Letting go of all of the things that I had invested in for the many pursuits was hard, but I figured it was a sunk cost and remembered my goals and truest passions, took a deep breath, and let them go, hopefully to someone who will actually need and use them regularly. The hardest part, however, was letting go of those great ideas that I didn’t have time for, the hobby that brought up good memories of the past but that I hadn’t picked up in three years, or the hopefulness behind the dream that was to make a positive impact to society or for a cause. It is a daily struggle as a dreamer, artist, and visionary to not take on more “great ideas,” but since I decluttered, the physical aspects of these ambitions and fought against them reentering my mental space I have felt freer and happier and more inspired to pursue the few ambitions, hobbies, and dreams that remain. Which are really quite a lot still. There’s no rule saying I have to pick three and that’s it until I die. I recognize I have to leave room for my interests to evolve along with me and my life circumstances. I could put one down and pick up another or meet my goals in one and start to pursue another; as long as I’m in control and keeping my pursuits manageable and curated like my possessions, then I will feel awesome and be successful.

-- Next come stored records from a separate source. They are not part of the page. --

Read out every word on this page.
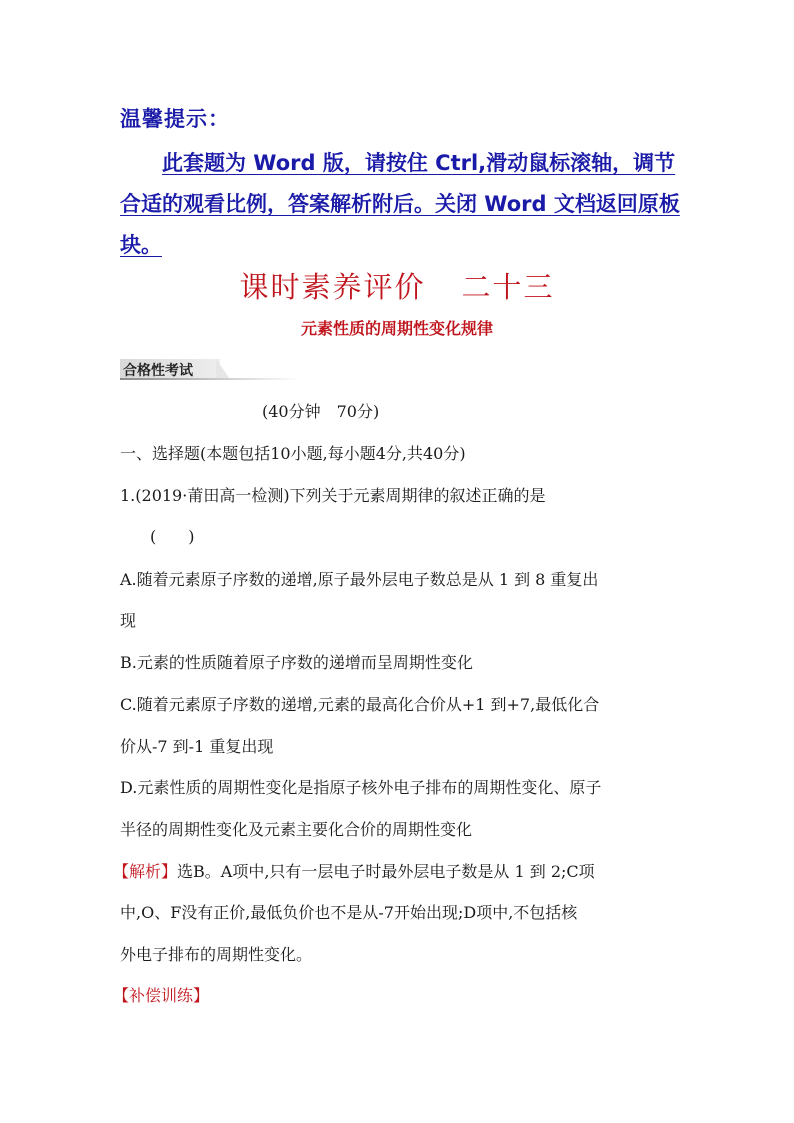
温馨提示：
此套题为 Word 版，请按住 Ctrl,滑动鼠标滚轴，调节合适的观看比例，答案解析附后。关闭 Word 文档返回原板块。
课时素养评价 二十三
元素性质的周期性变化规律
合格性考试
(40分钟　70分)
一、选择题(本题包括10小题,每小题4分,共40分)
1.(2019·莆田高一检测)下列关于元素周期律的叙述正确的是
(　　)
A.随着元素原子序数的递增,原子最外层电子数总是从 1 到 8 重复出
现
B.元素的性质随着原子序数的递增而呈周期性变化
C.随着元素原子序数的递增,元素的最高化合价从+1 到+7,最低化合
价从-7 到-1 重复出现
D.元素性质的周期性变化是指原子核外电子排布的周期性变化、原子
半径的周期性变化及元素主要化合价的周期性变化
【解析】选B。A项中,只有一层电子时最外层电子数是从 1 到 2;C项
中,O、F没有正价,最低负价也不是从-7开始出现;D项中,不包括核
外电子排布的周期性变化。
【补偿训练】
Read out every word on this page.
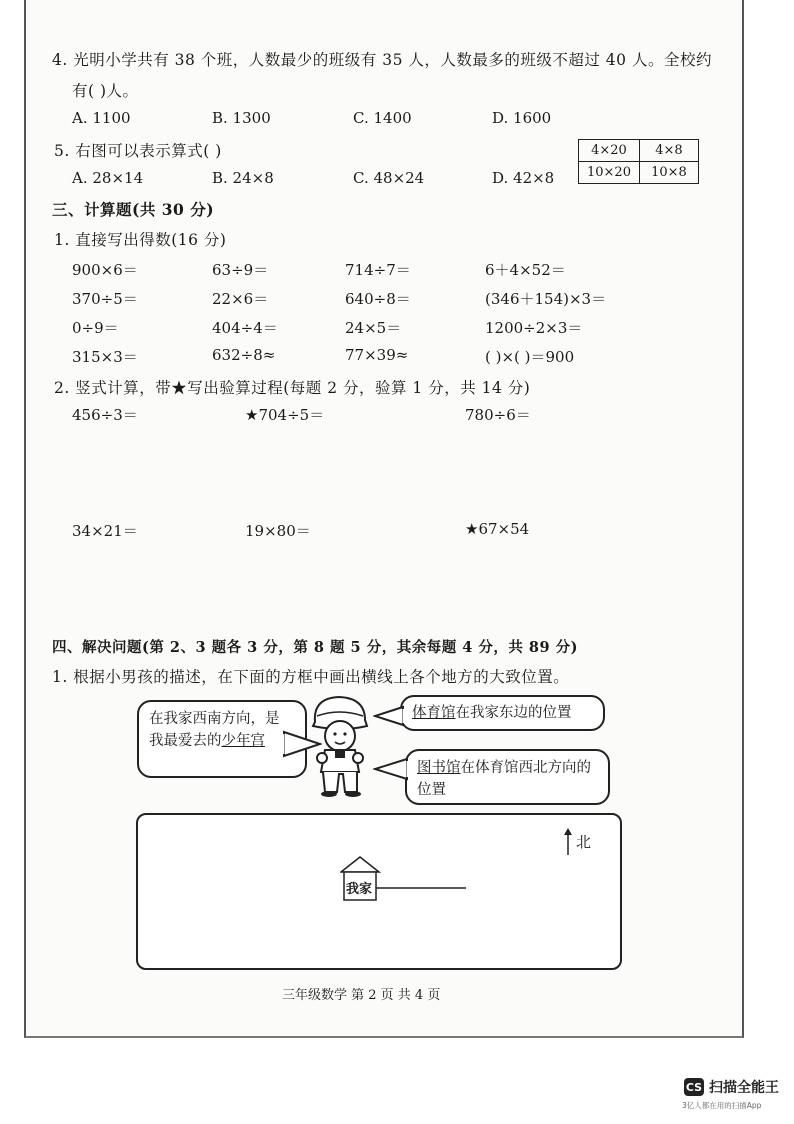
4. 光明小学共有 38 个班，人数最少的班级有 35 人，人数最多的班级不超过 40 人。全校约
有( )人。
A. 1100	B. 1300	C. 1400	D. 1600
5. 右图可以表示算式( )
A. 28×14	B. 24×8	C. 48×24	D. 42×8
4×20	4×8
10×20	10×8
三、计算题(共 30 分)
1. 直接写出得数(16 分)
900×6＝	63÷9＝	714÷7＝	6＋4×52＝
370÷5＝	22×6＝	640÷8＝	(346＋154)×3＝
0÷9＝	404÷4＝	24×5＝	1200÷2×3＝
315×3＝	632÷8≈	77×39≈	( )×( )＝900
2. 竖式计算，带★写出验算过程(每题 2 分，验算 1 分，共 14 分)
456÷3＝	★704÷5＝	780÷6＝
34×21＝	19×80＝	★67×54
四、解决问题(第 2、3 题各 3 分，第 8 题 5 分，其余每题 4 分，共 89 分)
1. 根据小男孩的描述，在下面的方框中画出横线上各个地方的大致位置。
在我家西南方向，是
我最爱去的少年宫
体育馆在我家东边的位置
图书馆在体育馆西北方向的
位置
我家
北
三年级数学 第 2 页 共 4 页
CS 扫描全能王
3亿人都在用的扫描App
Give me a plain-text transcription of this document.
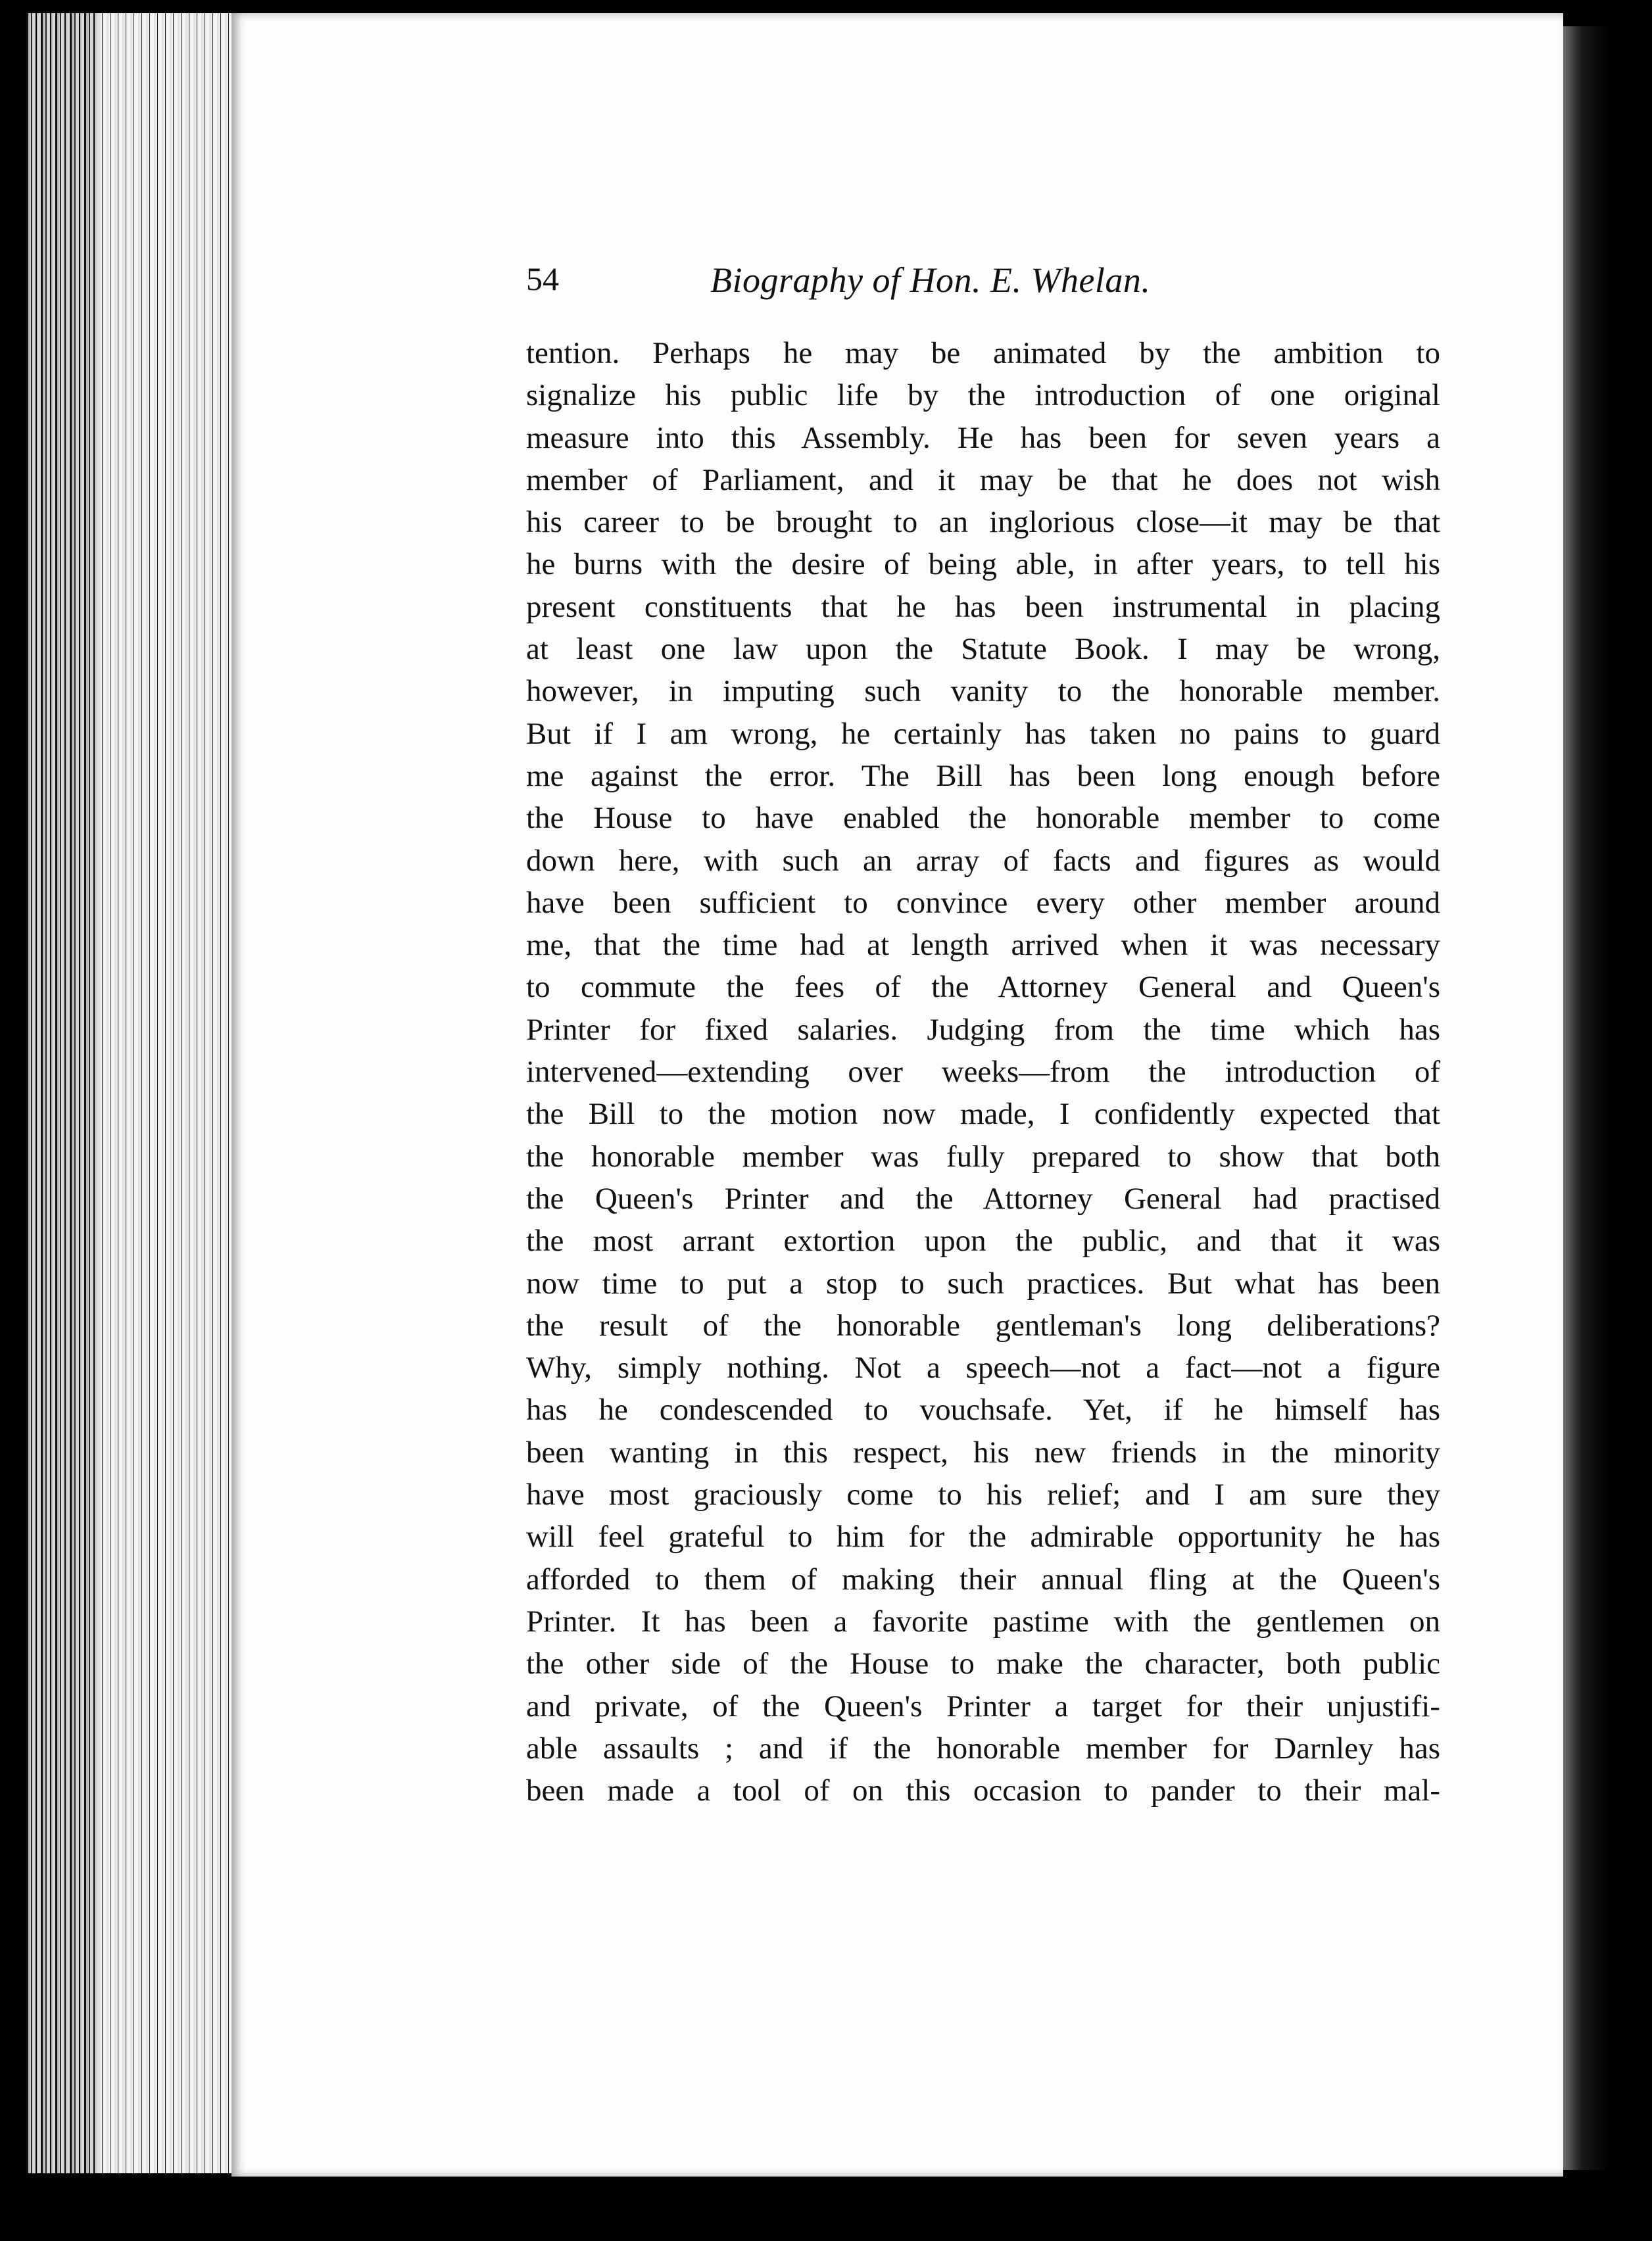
54	Biography of Hon. E. Whelan.
tention. Perhaps he may be animated by the ambition to
signalize his public life by the introduction of one original
measure into this Assembly. He has been for seven years a
member of Parliament, and it may be that he does not wish
his career to be brought to an inglorious close—it may be that
he burns with the desire of being able, in after years, to tell his
present constituents that he has been instrumental in placing
at least one law upon the Statute Book. I may be wrong,
however, in imputing such vanity to the honorable member.
But if I am wrong, he certainly has taken no pains to guard
me against the error. The Bill has been long enough before
the House to have enabled the honorable member to come
down here, with such an array of facts and figures as would
have been sufficient to convince every other member around
me, that the time had at length arrived when it was necessary
to commute the fees of the Attorney General and Queen's
Printer for fixed salaries. Judging from the time which has
intervened—extending over weeks—from the introduction of
the Bill to the motion now made, I confidently expected that
the honorable member was fully prepared to show that both
the Queen's Printer and the Attorney General had practised
the most arrant extortion upon the public, and that it was
now time to put a stop to such practices. But what has been
the result of the honorable gentleman's long deliberations?
Why, simply nothing. Not a speech—not a fact—not a figure
has he condescended to vouchsafe. Yet, if he himself has
been wanting in this respect, his new friends in the minority
have most graciously come to his relief; and I am sure they
will feel grateful to him for the admirable opportunity he has
afforded to them of making their annual fling at the Queen's
Printer. It has been a favorite pastime with the gentlemen on
the other side of the House to make the character, both public
and private, of the Queen's Printer a target for their unjustifi-
able assaults ; and if the honorable member for Darnley has
been made a tool of on this occasion to pander to their mal-
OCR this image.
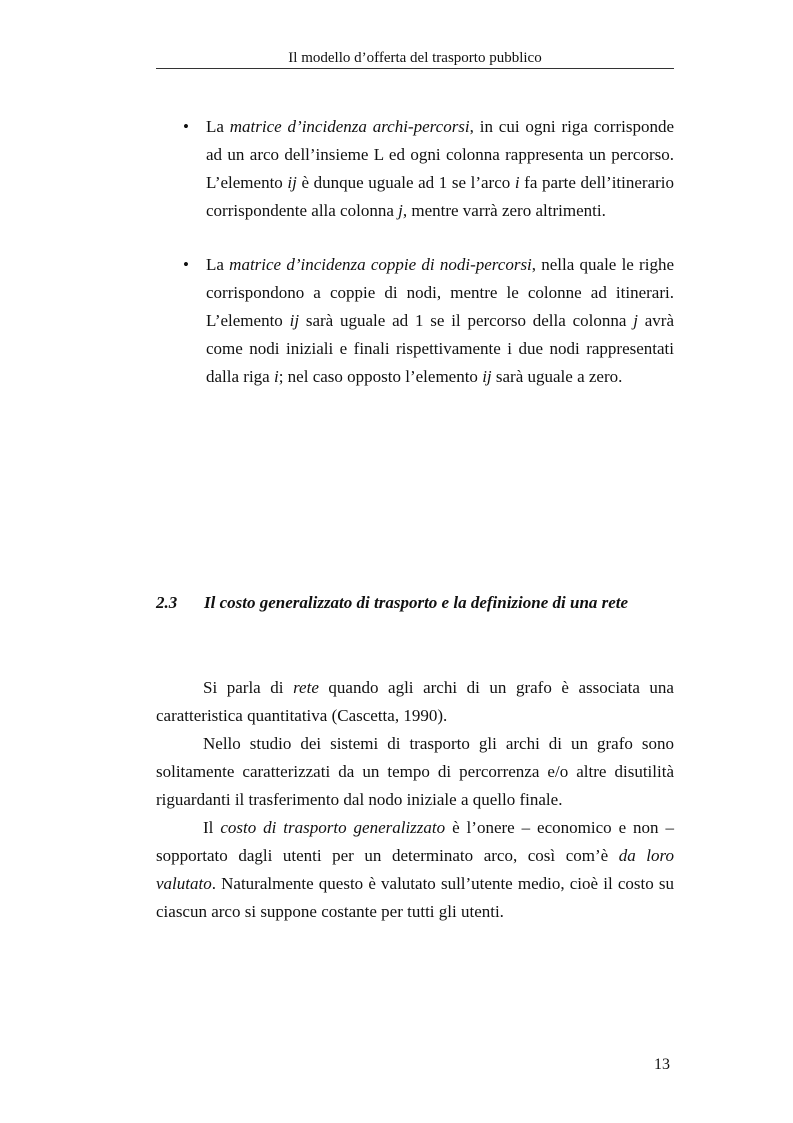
Il modello d’offerta del trasporto pubblico
• La matrice d’incidenza archi-percorsi, in cui ogni riga corrisponde ad un arco dell’insieme L ed ogni colonna rappresenta un percorso. L’elemento ij è dunque uguale ad 1 se l’arco i fa parte dell’itinerario corrispondente alla colonna j, mentre varrà zero altrimenti.
• La matrice d’incidenza coppie di nodi-percorsi, nella quale le righe corrispondono a coppie di nodi, mentre le colonne ad itinerari. L’elemento ij sarà uguale ad 1 se il percorso della colonna j avrà come nodi iniziali e finali rispettivamente i due nodi rappresentati dalla riga i; nel caso opposto l’elemento ij sarà uguale a zero.
2.3 Il costo generalizzato di trasporto e la definizione di una rete

Si parla di rete quando agli archi di un grafo è associata una caratteristica quantitativa (Cascetta, 1990).

Nello studio dei sistemi di trasporto gli archi di un grafo sono solitamente caratterizzati da un tempo di percorrenza e/o altre disutilità riguardanti il trasferimento dal nodo iniziale a quello finale.

Il costo di trasporto generalizzato è l’onere – economico e non – sopportato dagli utenti per un determinato arco, così com’è da loro valutato. Naturalmente questo è valutato sull’utente medio, cioè il costo su ciascun arco si suppone costante per tutti gli utenti.

13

Living simple has changed the way I look, not only at my belongings, but at my life, myself, my time, my resources, and my ambitions. Life is short and we only have a finite amount of resources to accomplish our truest calling and desires before we die. You are in control of curating your life, of editing out the negative and making room for the beautiful. Let what you own, how you live, what you spend, what you eat, the people you hang out with, and your ambitions support the lifestyle and beliefs you choose to promote in your life so that you can reach your goals and live your dreams. When you are not weighed down and overwhelmed by physical or mental clutter and distractions, you are free to live your life more fully and pursue the things that are most important.